I am trying to implement a simple many to many LSTM for Sequence Prediction. The problem is very easy. The input is a sequence of 0s and 1s. The output at each time step is the count of ones in the sequence until that time step. For example assume the input is [0 1 0 1]. The output of the given input would be time0=0, time1=1, time2=1, time3=2. I should note that I use One hot encoding to represent the output.
Assumptions: the length of the input sequence is 20 (so at most I can have 20 ones in the sequence). Therefore, I consider 21 classes for output (one hot encoding).

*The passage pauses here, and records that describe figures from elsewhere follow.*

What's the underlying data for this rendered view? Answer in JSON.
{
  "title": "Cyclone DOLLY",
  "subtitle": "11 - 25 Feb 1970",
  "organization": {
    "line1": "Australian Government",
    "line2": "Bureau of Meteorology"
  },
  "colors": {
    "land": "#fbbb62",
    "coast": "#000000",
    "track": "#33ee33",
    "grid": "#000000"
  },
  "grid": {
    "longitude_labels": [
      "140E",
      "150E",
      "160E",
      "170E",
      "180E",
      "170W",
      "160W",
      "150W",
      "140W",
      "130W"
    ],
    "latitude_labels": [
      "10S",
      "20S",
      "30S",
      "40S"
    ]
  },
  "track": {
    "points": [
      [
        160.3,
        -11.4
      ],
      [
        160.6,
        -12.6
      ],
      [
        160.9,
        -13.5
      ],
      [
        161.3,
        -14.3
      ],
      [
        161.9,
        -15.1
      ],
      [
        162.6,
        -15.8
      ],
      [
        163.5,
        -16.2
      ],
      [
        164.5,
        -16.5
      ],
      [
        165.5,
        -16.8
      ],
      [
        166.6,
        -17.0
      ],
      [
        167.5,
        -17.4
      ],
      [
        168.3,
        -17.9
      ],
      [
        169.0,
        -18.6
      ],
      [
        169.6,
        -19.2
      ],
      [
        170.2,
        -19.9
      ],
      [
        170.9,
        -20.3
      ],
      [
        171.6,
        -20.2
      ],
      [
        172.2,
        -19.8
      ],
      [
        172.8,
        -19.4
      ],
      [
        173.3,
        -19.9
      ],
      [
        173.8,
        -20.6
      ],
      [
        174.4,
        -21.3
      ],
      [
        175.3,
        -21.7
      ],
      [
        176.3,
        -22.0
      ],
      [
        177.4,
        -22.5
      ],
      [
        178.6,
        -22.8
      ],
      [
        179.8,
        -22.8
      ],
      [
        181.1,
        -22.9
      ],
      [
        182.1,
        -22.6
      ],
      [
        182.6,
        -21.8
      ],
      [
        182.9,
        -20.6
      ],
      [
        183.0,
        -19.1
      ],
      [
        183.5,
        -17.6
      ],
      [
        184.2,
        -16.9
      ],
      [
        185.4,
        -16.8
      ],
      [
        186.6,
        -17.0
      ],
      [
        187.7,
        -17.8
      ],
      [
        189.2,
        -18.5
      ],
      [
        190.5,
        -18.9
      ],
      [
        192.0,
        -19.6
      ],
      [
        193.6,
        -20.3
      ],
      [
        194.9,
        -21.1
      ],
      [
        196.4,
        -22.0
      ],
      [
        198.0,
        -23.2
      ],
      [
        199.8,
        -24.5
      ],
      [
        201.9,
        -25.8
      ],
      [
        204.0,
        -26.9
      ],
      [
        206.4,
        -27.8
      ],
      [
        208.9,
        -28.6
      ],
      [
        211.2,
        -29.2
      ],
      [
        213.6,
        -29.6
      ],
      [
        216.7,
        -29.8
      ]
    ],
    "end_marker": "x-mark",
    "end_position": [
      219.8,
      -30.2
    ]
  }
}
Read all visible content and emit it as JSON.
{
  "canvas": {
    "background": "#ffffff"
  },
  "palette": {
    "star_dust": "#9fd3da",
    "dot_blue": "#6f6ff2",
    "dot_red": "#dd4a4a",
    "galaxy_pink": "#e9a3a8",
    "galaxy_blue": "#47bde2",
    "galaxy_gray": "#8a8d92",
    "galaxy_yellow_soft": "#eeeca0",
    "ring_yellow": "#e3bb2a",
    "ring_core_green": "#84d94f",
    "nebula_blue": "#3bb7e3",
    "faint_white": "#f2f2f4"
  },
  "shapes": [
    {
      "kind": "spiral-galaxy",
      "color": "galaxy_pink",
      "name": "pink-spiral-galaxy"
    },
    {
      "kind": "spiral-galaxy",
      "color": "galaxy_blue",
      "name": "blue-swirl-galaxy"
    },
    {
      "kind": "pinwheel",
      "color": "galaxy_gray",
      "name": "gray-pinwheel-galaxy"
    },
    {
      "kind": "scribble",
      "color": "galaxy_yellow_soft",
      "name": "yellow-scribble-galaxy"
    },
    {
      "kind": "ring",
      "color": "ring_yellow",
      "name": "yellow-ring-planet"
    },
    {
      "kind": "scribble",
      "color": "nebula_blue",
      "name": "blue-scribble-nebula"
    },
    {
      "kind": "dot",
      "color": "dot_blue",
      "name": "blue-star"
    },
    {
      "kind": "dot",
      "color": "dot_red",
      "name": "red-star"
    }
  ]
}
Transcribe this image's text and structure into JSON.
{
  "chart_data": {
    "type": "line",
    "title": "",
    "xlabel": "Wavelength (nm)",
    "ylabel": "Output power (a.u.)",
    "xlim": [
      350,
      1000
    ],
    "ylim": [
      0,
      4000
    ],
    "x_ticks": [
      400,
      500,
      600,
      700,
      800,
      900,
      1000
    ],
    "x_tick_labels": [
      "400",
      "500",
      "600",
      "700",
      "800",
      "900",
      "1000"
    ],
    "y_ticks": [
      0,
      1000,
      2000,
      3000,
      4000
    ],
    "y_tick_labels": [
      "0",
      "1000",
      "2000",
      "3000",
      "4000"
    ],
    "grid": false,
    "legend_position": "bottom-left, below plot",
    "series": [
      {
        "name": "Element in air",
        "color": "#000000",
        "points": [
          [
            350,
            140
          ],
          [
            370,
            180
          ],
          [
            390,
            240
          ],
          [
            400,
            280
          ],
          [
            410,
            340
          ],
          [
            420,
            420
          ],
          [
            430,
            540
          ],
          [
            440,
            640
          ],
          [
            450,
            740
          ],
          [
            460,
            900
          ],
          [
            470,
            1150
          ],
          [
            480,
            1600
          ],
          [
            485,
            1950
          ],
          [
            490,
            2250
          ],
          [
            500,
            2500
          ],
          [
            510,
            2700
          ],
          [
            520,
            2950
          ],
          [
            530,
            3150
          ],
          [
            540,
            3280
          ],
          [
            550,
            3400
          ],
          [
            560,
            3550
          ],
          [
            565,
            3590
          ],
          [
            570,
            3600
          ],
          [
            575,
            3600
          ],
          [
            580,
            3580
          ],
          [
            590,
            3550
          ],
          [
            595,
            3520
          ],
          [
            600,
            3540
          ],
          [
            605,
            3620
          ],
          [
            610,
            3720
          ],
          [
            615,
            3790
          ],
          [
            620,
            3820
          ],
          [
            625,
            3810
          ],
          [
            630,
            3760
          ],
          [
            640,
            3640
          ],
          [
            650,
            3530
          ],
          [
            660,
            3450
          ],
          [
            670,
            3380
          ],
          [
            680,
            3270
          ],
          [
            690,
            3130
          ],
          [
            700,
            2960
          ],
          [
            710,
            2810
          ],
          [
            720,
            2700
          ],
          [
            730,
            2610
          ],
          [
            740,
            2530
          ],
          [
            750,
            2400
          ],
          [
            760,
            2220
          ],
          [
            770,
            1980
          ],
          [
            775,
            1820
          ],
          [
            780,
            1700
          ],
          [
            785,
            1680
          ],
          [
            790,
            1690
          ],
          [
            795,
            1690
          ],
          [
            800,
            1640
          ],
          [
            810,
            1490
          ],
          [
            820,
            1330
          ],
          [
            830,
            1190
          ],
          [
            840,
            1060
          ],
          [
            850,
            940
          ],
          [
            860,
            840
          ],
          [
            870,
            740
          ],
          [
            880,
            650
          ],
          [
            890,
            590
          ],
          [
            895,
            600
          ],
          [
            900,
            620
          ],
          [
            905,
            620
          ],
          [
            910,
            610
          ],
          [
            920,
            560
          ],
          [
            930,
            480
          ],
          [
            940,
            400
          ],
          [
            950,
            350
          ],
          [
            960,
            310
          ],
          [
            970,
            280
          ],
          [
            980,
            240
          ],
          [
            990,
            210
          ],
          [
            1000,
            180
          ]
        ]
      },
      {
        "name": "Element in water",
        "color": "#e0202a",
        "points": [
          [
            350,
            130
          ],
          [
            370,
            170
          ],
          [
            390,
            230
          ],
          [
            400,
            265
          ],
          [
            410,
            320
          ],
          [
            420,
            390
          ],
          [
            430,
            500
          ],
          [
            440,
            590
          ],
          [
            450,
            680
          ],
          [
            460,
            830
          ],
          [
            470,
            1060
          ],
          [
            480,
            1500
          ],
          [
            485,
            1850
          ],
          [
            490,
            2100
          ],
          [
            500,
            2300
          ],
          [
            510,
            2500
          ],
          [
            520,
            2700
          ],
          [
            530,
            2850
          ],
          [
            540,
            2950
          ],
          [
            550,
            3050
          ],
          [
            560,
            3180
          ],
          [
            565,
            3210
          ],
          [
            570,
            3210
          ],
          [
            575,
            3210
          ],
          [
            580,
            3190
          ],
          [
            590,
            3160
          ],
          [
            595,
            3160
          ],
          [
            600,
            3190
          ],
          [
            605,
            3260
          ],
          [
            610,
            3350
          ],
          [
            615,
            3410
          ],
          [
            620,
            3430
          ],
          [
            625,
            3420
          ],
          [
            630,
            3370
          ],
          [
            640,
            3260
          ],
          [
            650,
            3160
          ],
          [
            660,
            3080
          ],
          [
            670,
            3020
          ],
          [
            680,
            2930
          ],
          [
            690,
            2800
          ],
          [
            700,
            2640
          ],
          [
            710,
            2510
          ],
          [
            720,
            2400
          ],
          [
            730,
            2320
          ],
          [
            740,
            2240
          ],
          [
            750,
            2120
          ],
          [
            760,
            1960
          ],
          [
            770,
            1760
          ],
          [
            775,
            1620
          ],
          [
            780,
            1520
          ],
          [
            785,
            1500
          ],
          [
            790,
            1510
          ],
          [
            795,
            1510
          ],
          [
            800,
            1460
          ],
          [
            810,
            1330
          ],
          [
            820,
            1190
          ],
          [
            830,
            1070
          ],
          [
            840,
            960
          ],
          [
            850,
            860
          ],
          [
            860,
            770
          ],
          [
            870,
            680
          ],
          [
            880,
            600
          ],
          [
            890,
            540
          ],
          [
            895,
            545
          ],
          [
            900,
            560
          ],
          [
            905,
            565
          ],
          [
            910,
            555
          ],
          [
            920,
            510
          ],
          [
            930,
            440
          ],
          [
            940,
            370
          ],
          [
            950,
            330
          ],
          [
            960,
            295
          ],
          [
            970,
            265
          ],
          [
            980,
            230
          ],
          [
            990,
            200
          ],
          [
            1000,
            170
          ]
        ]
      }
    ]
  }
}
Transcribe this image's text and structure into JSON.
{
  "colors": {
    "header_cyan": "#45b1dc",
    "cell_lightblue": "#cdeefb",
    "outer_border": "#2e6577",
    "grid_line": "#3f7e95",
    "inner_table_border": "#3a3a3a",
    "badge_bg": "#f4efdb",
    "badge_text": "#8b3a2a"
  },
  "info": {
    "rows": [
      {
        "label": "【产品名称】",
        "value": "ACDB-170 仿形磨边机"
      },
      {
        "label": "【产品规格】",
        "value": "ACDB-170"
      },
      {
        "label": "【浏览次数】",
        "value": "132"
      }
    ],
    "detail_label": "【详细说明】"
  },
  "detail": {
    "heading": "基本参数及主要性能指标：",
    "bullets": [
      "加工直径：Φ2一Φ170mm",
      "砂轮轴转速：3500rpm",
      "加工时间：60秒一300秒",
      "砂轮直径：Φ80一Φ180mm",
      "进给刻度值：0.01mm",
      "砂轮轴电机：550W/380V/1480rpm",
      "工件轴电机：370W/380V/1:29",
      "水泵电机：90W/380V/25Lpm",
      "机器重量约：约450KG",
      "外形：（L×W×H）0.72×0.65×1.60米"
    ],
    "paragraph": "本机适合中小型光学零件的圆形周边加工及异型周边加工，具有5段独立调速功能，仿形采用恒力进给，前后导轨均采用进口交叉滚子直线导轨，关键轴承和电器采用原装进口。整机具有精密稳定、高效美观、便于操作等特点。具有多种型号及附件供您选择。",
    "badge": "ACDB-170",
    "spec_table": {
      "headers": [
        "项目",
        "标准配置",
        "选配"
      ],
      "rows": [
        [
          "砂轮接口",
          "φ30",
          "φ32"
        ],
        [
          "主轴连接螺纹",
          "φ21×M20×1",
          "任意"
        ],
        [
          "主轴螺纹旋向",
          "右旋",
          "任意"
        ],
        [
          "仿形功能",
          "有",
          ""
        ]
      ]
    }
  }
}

Class 0 means there is no one in the sequence. Class 21 shows that we have 20 ones in the sequence.
So far, I use the following model:
# create LSTM
model = tf.keras.models.Sequential()
model.add(tf.keras.layers.LSTM(30, input_shape=(20, 1), return_sequences=True ))
#model.add(tf.keras.layers.LSTM(30, input_shape=(20, 1)))
print (model.input_shape)
print (model.output_shape)
model.add(tf.keras.layers.Dropout(0.2))
#model.add(tf.keras.layers.TimeDistributed(tf.keras.layers.Dense(21, activation='softmax')))
model.add(tf.keras.layers.Dense(21, activation='softmax'))
print(model.summary())
model.compile(loss='categorical_crossentropy',
optimizer='adam',
metrics=['accuracy'])
I evaluated it by adding and removing "tf.keras.layers.TimeDistributed". Both of them reach the same accuracy of 99%! I am wondering why is that? So when we need to use "TimeDistributed"? What is it for then?